The help comes in the form of the Paternoster gang made up by a civilised Sontaran, a lizard from the dawn of time and her action-ready wife Jenny (all played with relish by Dan Starkey, Neve Mckintosh and Catrin Stewart). These characters are making their return since last year’s Christmas special The Snowmen so they naturally have a few questions about the very-much alive Clara. They last saw her fall to an untimely death of course! It is a pity then that we don’t get much more in the way of development towards answering the ‘Clara mystery’ but since this is clearly a stand-alone episode, on the whole, it is probably a wise move. So with the Doctor and Clara somewhat side-lined for parts of this story, Catrin Stewart finally gets to shine as Jenny. Stewart juggles the episodes first quarter going on a covert, lock-picking investigation worthy of any potential Doctor Who companion and getting off to show some combat skills that makes even the Doctor’s sonic screwdriver coy of its abilities.

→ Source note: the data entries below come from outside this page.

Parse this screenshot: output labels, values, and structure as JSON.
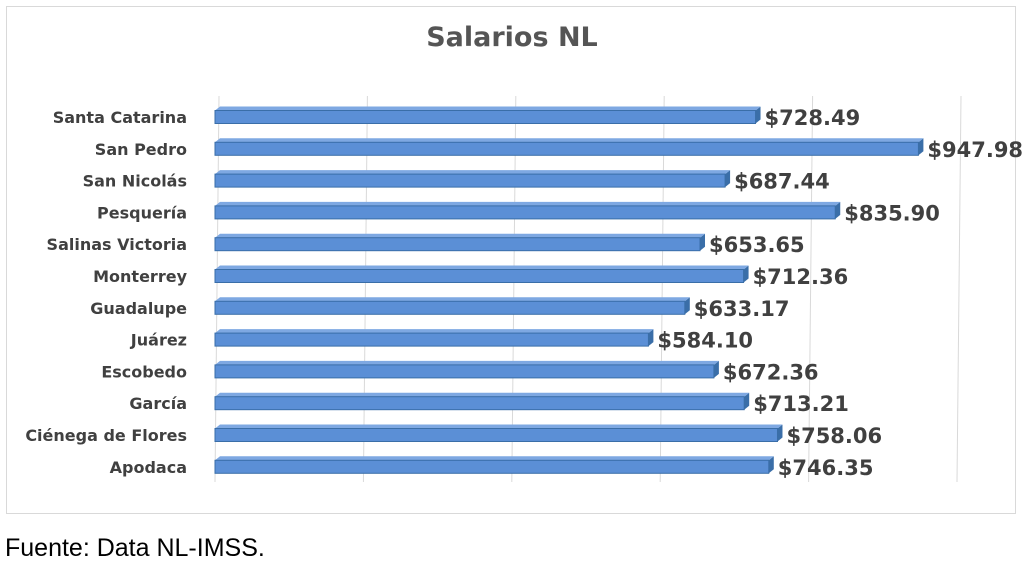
{
  "chart_data": {
    "type": "bar",
    "orientation": "horizontal",
    "title": "Salarios NL",
    "categories": [
      "Santa Catarina",
      "San Pedro",
      "San Nicolás",
      "Pesquería",
      "Salinas Victoria",
      "Monterrey",
      "Guadalupe",
      "Juárez",
      "Escobedo",
      "García",
      "Ciénega de Flores",
      "Apodaca"
    ],
    "values": [
      728.49,
      947.98,
      687.44,
      835.9,
      653.65,
      712.36,
      633.17,
      584.1,
      672.36,
      713.21,
      758.06,
      746.35
    ],
    "value_labels": [
      "$728.49",
      "$947.98",
      "$687.44",
      "$835.90",
      "$653.65",
      "$712.36",
      "$633.17",
      "$584.10",
      "$672.36",
      "$713.21",
      "$758.06",
      "$746.35"
    ],
    "xlabel": "",
    "ylabel": "",
    "xlim": [
      0,
      1200
    ],
    "grid": true,
    "bar_color": "#5b8fd6",
    "bar_edge_color": "#3a6ea8"
  },
  "source_note": "Fuente: Data NL-IMSS."
}
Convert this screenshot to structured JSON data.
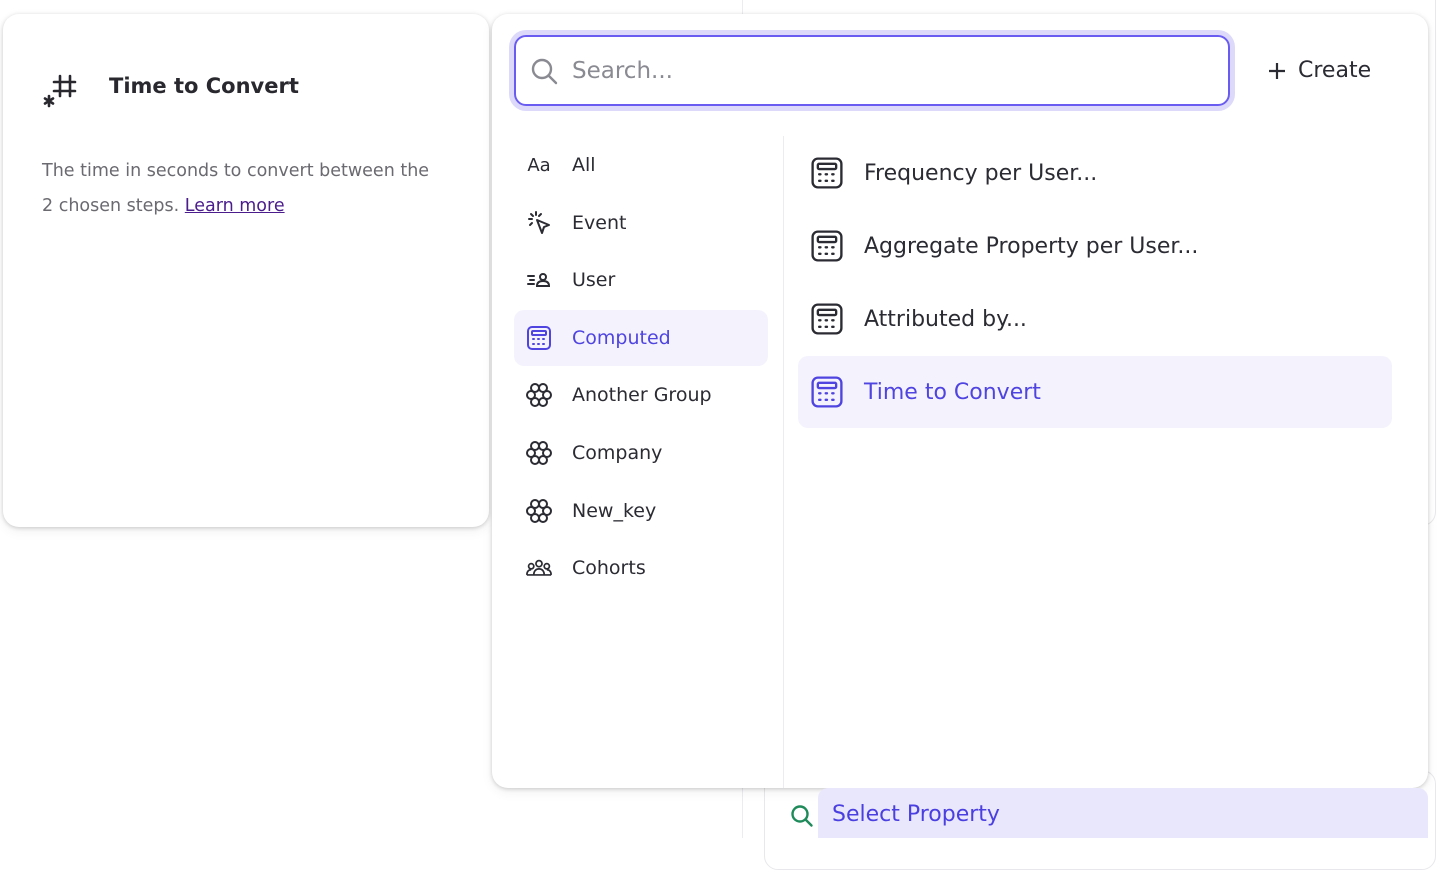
{
  "info_card": {
    "icon": "computed-number-icon",
    "title": "Time to Convert",
    "description": "The time in seconds to convert between the 2 chosen steps.",
    "learn_more": "Learn more"
  },
  "dropdown": {
    "search": {
      "placeholder": "Search...",
      "value": ""
    },
    "create_label": "Create",
    "categories": [
      {
        "label": "All",
        "icon": "text-aa-icon"
      },
      {
        "label": "Event",
        "icon": "cursor-click-icon"
      },
      {
        "label": "User",
        "icon": "user-list-icon"
      },
      {
        "label": "Computed",
        "icon": "calculator-icon",
        "selected": true
      },
      {
        "label": "Another Group",
        "icon": "group-flower-icon"
      },
      {
        "label": "Company",
        "icon": "group-flower-icon"
      },
      {
        "label": "New_key",
        "icon": "group-flower-icon"
      },
      {
        "label": "Cohorts",
        "icon": "people-icon"
      }
    ],
    "results": [
      {
        "label": "Frequency per User..."
      },
      {
        "label": "Aggregate Property per User..."
      },
      {
        "label": "Attributed by..."
      },
      {
        "label": "Time to Convert",
        "selected": true
      }
    ]
  },
  "select_property": {
    "label": "Select Property"
  },
  "colors": {
    "accent": "#4f44e0",
    "selected_bg": "#f4f3fd",
    "link": "#4b1c8c",
    "search_icon_green": "#1f8a5a"
  }
}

Matt Smith and Jenna-Louise Coleman’s wit-driven dynamic continues to impress. They get a chance to imitate the Yorkshire accent to such an extent you can’t help but the feel the TARDIS took a detour to Emmerdale village before this adventure. Matt Smith has said on many occasions that he wants to wear an assortment of quirky hats and he gets his wish as he adds a bowler hat to the growing list this week. Smith’s performance is as always consistently entertaining and psychically-driven whilst he frantically pleads for Ada’s life to be spared at the episodes climax. Coleman meanwhile, gets less to do this week but finds herself in something of an awkward but amusing situation come the episodes end, when the children she nannies find out about her time-travelling antics.

This week was a solidly entertaining forty-five minutes of a Mark Gatiss script. It isn’t a stellar episode by any means – you never really get a firmly satisfying sense of just why Gillyflower wants to endanger the whole planet with the poison. Perhaps it is the leech’s influence or Gillyflower’s insistence on Victorian values that the “apocalypse” is indeed approaching and a resistance must be prepared? However, it is hard to complain when the production values are so consistently vibrant. Director Saul Matzstein even cleverly crafts a flashback containing some heavy exposition with a periodically-relevant sepia aesthetic. So then, a good-old ‘romp’ which will not be an instant classic but certainly well-received nonetheless.